Si Tangan Halilintar Chapter 74

NIC

"Seperti apa?” Song Cin tersenyum tanpa mengalihkan pandang matanya dari wajah gadis itu, terutama kea rah mulutnya yang manis.

"Seperti …. Seperti …. Mata kucingku memandang aku sewaktu aku makan!”.

"Wah, memangnya aku ini kucing dan engkau …. Engkau …. "keduanya tertawa geli dan gembira.

"Katakan terus terang, Cin-ko. Apa saja yang kau lihat kalau engkau memandang aku seperti itu? Di antara kita harus jujur terbuka dan tidak ada yang menyimpan rahasia, bukan?”.

"Cen-moi (Adik Cen), kalau aku berterus terang, engkau tentu tidak akan marah, bukan?

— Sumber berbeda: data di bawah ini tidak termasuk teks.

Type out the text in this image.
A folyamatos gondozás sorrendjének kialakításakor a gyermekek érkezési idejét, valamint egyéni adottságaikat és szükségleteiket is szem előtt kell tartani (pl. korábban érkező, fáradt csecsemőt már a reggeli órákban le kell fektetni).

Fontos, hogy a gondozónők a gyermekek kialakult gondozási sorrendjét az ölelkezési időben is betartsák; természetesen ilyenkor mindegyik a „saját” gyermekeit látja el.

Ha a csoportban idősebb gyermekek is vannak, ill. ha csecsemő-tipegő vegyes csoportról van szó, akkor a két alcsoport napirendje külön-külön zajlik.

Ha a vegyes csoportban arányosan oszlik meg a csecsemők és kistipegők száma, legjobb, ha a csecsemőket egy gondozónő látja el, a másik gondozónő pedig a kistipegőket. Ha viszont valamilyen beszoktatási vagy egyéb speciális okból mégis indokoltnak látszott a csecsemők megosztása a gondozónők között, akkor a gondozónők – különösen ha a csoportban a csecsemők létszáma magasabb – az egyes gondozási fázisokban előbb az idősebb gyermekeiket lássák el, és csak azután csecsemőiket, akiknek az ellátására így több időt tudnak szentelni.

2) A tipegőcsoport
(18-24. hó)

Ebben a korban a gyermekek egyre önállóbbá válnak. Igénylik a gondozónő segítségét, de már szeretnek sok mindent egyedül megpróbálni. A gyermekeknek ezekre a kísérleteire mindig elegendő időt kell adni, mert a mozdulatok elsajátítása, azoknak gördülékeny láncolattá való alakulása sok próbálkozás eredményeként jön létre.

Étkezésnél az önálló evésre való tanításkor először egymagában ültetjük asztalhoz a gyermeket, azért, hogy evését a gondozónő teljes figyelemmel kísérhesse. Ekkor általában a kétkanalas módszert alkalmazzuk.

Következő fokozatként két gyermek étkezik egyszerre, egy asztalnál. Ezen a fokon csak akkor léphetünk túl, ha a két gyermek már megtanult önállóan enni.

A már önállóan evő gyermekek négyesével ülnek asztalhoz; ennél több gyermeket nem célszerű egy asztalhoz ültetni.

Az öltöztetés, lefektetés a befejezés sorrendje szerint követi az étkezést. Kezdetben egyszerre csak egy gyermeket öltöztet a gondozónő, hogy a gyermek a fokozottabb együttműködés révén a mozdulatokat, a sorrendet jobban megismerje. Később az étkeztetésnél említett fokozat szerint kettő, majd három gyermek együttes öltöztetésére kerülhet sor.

Dan engkau mau memaafkan aku kalau keterus-teranganku menyinggungmu dan membuatmu tidak senang?”.

"Cin-ko, aku tidak percaya bahwa engkau akan begitu tega untuk menyinggung dan membuat aku tidak senang. Katakanlah!”.

"Aku memandangmu dan melihat betapa engkau cantik jelita seperti seorang dewi, Cen- moi dan semakin mendalam rasa cinta di dalam hatiku yang telah tumbuh sejak dulu, sejak engkau dan aku masih remaja. Diam-diam aku mencintaimu, Cen-moi, hanya tentu saja hal itu ku rasakan secara diam-diam. Engkau cantik jelita dan di dunia ini tidak mungkin ada keduanya!”.

Wajah Siu Cen menjadi kemerahan, bibirnya terbuka dalam senyum dan matanya bersinar-sinar, wanita mana yang tidak akan merasa bahagia sekali mendapatkan pujian seperti itu? Apalagi kalau yang memuji itu tunangannya sendiri, pemuda yang juga di cintainya.

"Aihh … koko, engkau terlalu memuji, jangan merayu …..!”.

"Sungguh mati, moi-moi, pujianku itu bukan sekedar merayu, bukan hanya di mulut, melainkan timbul dari lubuk hatiku. Aku sudah jatuh kepadamu semenjak engkau remaja dulu”.

"Hemm, kalau benar demikian, mengapa sejak dulu engkau diam-diam saja, Cin-ko?”.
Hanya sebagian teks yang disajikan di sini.